Remarque : ce post a été modifié. Il contenait une remarque critique qui a déplu, je l'avais mise en ouverture pour répondre à quelque chose qui m'avait déplu et l'engagement un peu armé qui a suivi en a été déplaisant sur un trend continûment croissant. Aussi ai-je préféré effacer cette querelle, car je ne veux ni culpabiliser autrui ni qu'on vienne me culpabiliser ; nous avons déjà fort à faire avec cette entreprise de culpabilisation qu'est FC.
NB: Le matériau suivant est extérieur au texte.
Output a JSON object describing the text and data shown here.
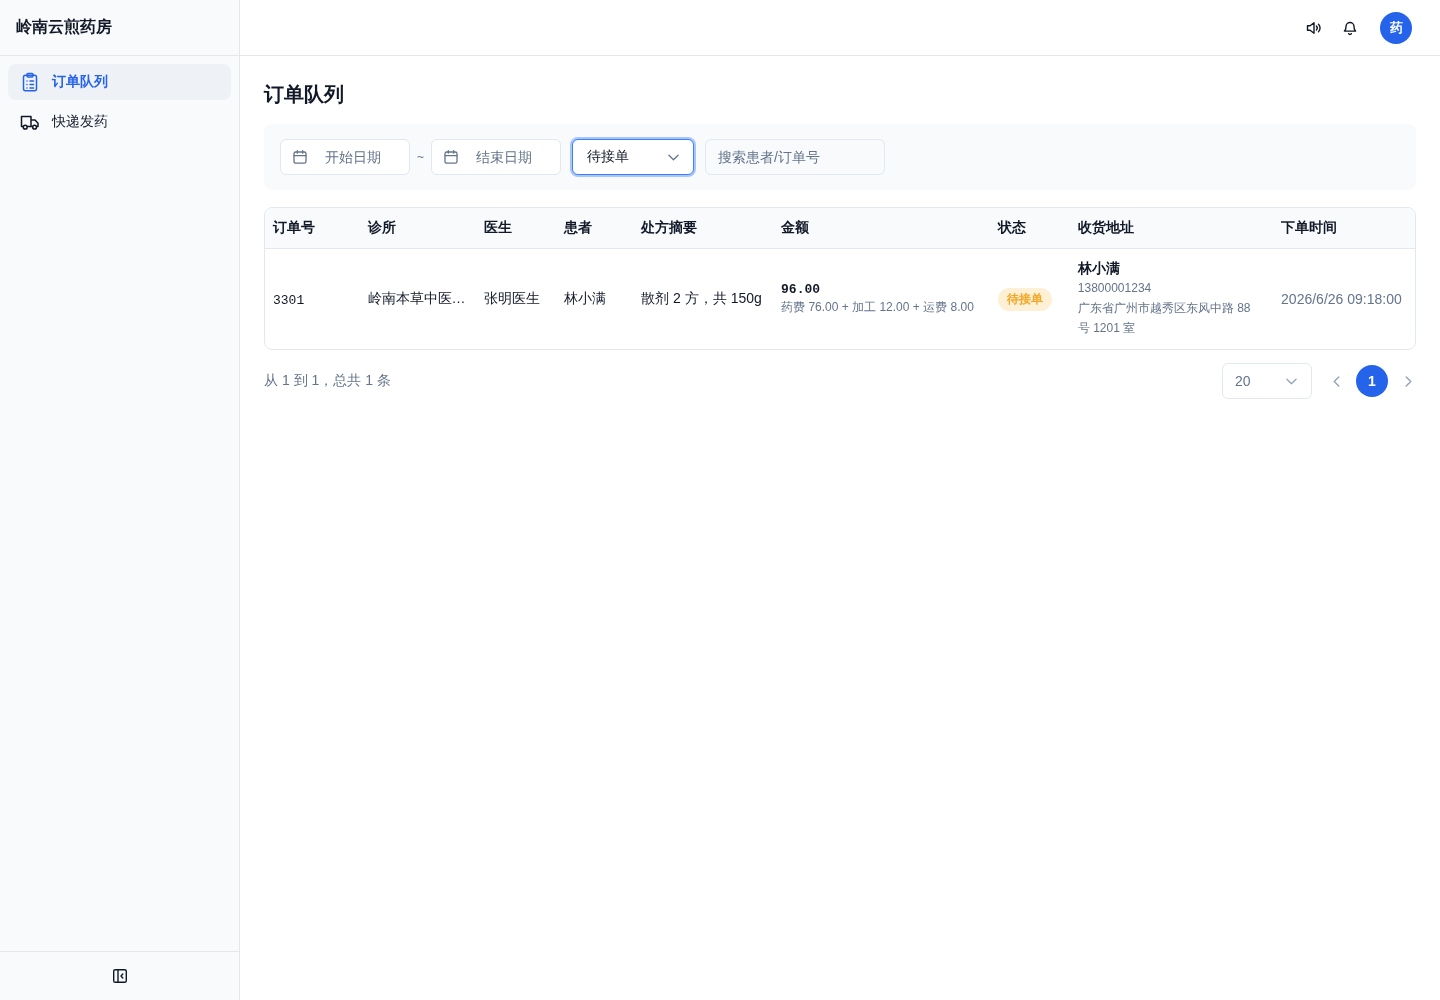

Ce post a été modifié. Il contenait en ouverture une remarque critique en réaction à la dernière ligne citée, délibérément déplaisante. A la suite de ma remarque pourtant succincte et polie, moins ironique que celle à laquelle elle répondait, un échange désagréable en est résulté. C'est fréquemment le cas d'ailleurs, quand je me laisse manipuler par une provocation. Après réflexion j'ai préféré effacer cette querelle, initiée comme d'autres récemment par cet habitué qui pratique un peu trop souvent les jeux transactionnels malsains, d'ailleurs proches de ceux du troll (provocation procès moral, hit and run) quoique sans projet trollesque.